Descripción
Poco a poco, en los últimos años, “crisis” es una de las palabras que más circula en los distintos foros: económico, político, social, educativo… Para nosotros es una realidad con la que convivimos, recién salidos de una época de optimismo (especialmente económico) y progreso. Dicha experiencia puede llevarnos a dos convicciones: la primera, que la crisis de un modelo de convivencia como el europeo arrastra una problemática aún mayor, es lo que se refiere cuando se afirma que detrás de esta crisis económica, política, financiera… tenemos una crisis de valores, o incluso como diría Manuel Bustos (La paradoja postmoderna, Encuentro, Madrid, 2009, 7), un tiempo de cambios trascendentales que han afectado a todos los sectores de la existencia. La segunda, que todo el modelo en el que hemos confiado para construir y definir una vida “lograda” (individual y comunitaria) es erróneo o, al menos, no está ajustado con la realidad antropológica.
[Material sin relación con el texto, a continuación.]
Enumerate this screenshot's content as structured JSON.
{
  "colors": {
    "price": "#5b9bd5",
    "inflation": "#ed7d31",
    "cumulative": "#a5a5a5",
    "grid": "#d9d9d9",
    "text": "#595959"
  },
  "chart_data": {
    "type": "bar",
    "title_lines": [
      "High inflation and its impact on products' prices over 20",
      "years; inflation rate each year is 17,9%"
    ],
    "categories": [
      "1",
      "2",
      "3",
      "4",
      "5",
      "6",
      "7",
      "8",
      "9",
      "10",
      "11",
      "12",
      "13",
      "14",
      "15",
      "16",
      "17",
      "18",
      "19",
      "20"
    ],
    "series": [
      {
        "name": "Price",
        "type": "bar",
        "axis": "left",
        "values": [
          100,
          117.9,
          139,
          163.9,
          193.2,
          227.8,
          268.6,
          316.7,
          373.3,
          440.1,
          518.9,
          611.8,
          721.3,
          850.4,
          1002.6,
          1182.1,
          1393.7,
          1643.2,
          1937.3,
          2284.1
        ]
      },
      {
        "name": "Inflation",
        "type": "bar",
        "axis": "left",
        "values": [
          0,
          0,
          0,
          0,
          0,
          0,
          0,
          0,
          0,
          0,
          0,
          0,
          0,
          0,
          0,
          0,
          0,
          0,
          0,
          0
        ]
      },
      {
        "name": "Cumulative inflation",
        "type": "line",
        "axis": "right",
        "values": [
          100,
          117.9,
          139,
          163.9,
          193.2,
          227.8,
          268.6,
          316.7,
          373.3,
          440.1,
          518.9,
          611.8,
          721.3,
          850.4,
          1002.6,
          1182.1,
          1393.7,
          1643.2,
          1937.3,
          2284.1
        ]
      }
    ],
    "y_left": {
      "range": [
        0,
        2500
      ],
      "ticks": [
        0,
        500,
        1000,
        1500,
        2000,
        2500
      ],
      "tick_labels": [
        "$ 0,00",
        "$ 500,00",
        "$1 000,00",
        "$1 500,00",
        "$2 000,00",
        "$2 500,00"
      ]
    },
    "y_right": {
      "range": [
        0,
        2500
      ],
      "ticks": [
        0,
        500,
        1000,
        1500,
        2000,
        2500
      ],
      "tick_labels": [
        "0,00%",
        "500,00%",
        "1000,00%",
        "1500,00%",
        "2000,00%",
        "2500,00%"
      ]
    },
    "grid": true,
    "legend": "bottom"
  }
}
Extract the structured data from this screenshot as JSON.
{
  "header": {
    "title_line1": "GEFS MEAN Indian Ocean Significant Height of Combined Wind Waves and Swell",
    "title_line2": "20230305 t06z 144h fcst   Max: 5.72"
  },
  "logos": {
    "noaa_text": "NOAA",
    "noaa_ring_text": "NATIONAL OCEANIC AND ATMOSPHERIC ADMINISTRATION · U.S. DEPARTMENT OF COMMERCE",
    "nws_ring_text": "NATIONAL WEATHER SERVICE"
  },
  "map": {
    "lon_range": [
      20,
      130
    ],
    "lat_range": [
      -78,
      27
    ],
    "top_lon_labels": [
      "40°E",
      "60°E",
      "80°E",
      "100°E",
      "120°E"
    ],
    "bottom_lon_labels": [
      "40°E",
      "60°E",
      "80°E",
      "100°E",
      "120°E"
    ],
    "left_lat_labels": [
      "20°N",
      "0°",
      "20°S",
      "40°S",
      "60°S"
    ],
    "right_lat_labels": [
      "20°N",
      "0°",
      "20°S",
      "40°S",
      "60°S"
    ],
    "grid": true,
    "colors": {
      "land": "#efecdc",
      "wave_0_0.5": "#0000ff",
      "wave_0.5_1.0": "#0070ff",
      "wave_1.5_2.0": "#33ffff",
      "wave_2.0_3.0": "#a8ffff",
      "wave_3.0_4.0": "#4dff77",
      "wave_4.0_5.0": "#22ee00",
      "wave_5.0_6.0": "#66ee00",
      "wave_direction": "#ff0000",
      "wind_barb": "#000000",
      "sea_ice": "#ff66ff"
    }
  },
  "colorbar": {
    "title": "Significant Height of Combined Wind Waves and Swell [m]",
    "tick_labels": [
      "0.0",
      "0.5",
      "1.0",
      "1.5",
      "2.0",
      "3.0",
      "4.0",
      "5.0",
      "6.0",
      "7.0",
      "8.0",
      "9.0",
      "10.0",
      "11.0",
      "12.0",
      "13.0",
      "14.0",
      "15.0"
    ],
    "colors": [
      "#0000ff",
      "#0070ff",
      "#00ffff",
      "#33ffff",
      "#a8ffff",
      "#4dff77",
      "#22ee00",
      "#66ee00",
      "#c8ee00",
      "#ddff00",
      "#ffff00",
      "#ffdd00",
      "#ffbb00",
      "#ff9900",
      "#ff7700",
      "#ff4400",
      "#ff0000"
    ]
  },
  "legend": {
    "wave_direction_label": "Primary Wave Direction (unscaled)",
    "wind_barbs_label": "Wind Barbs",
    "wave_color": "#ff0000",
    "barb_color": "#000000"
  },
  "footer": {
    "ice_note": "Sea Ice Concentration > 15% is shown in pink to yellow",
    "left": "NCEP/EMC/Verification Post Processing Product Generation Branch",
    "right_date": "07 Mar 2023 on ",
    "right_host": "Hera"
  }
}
Y si levantamos la mirada de nuestro hoy y hacemos recuento de nuestro pasado más inmediato, nos encontramos hace apenas un siglo con un importante movimiento intelectual que se encontraba, paradójicamente, en la misma situación. Nos lo reflejan las obras de Husserl (La crisis de las ciencias europeas), Zubiri (La crisis de la conciencia moderna, Nuestra situación intelectual), entre otros.
Más allá de esta consideración epocal de la crisis, este libro que nos ofrece Manuel Lázaro (filósofo, teólogo y sobre todo colega y amigo) viene a desentrañar un nivel más profundo de la crisis, especialmente para realizar sobre ella una mirada de mayor alcance. Sin negar la evidencia: nuestra realidad en crisis y especialmente una crisis que adviene desde categorías modernas advertidas por los filósofos –así denominados– de la postmodernidad, Manuel Lázaro se aventura a identificar “la realidad de la crisis” para advertir cuál es la posición teológica con la que cabe afrontarla. De este modo, su propuesta no sólo realiza una mirada trascendente sobre ella: si bien es verdad que cuando –como pasó también en Roma– el mundo que había proporcionado seguridad y orgullo se quiebra, uno advierte más allá de esas verdades fugaces y tempóreas, las verdades que merecen la pena y que sacian los anhelos más profundos del corazón humano. También problematiza la crisis como una realidad específica y propia de la persona, que se encuentra permanentemente entre dos mundos (entre dos ciudades, diría San Agustín) y que debe resolver la gran pregunta existencial de definir su lugar y proyectar desde él quién va a ser.
Siguiendo la estela de grandes maestros, como San Francisco de Asís, la crisis más allá de una realidad coyuntural revela su constante acompañamiento al existir humano como tal, y proyecta el sentido trascendente, cristiano, de la cruz. Sólo desde la comprensión ofrecida por la iluminación de la existencia humana (ejemplificada en las sucesivas pruebas de fe de Abraham), la cual examina su proyecto vital desde la cruz y el Viernes Santo, puede advertirse la realidad de su fragilidad y desde ella la grandeza de “la redención universal operada por la humanidad de Dios que rescata desde su sufrimiento en la Cruz, el sufrimiento de la humanidad caída por el pecado original y marcada por el signo de la debilidad física (enfermedad), humana (pobreza) y social (opresión)” (dirá Lázaro).
Una invitación, la suya, valiente y confiada al mismo tiempo, para hacer de la crisis no sólo una situación coyuntural o circunstancial que nos afecte y que aprovechemos para cambiar modelos de comportamiento tal vez periclitados, sino especialmente una vía de descubrimiento personal que nos haga más evidente nuestra propia realidad caída pero en camino, y encontremos el origen de la verdadera alegría que nos compete como realidades llamadas a una vida plena y trascendente e itinerantes.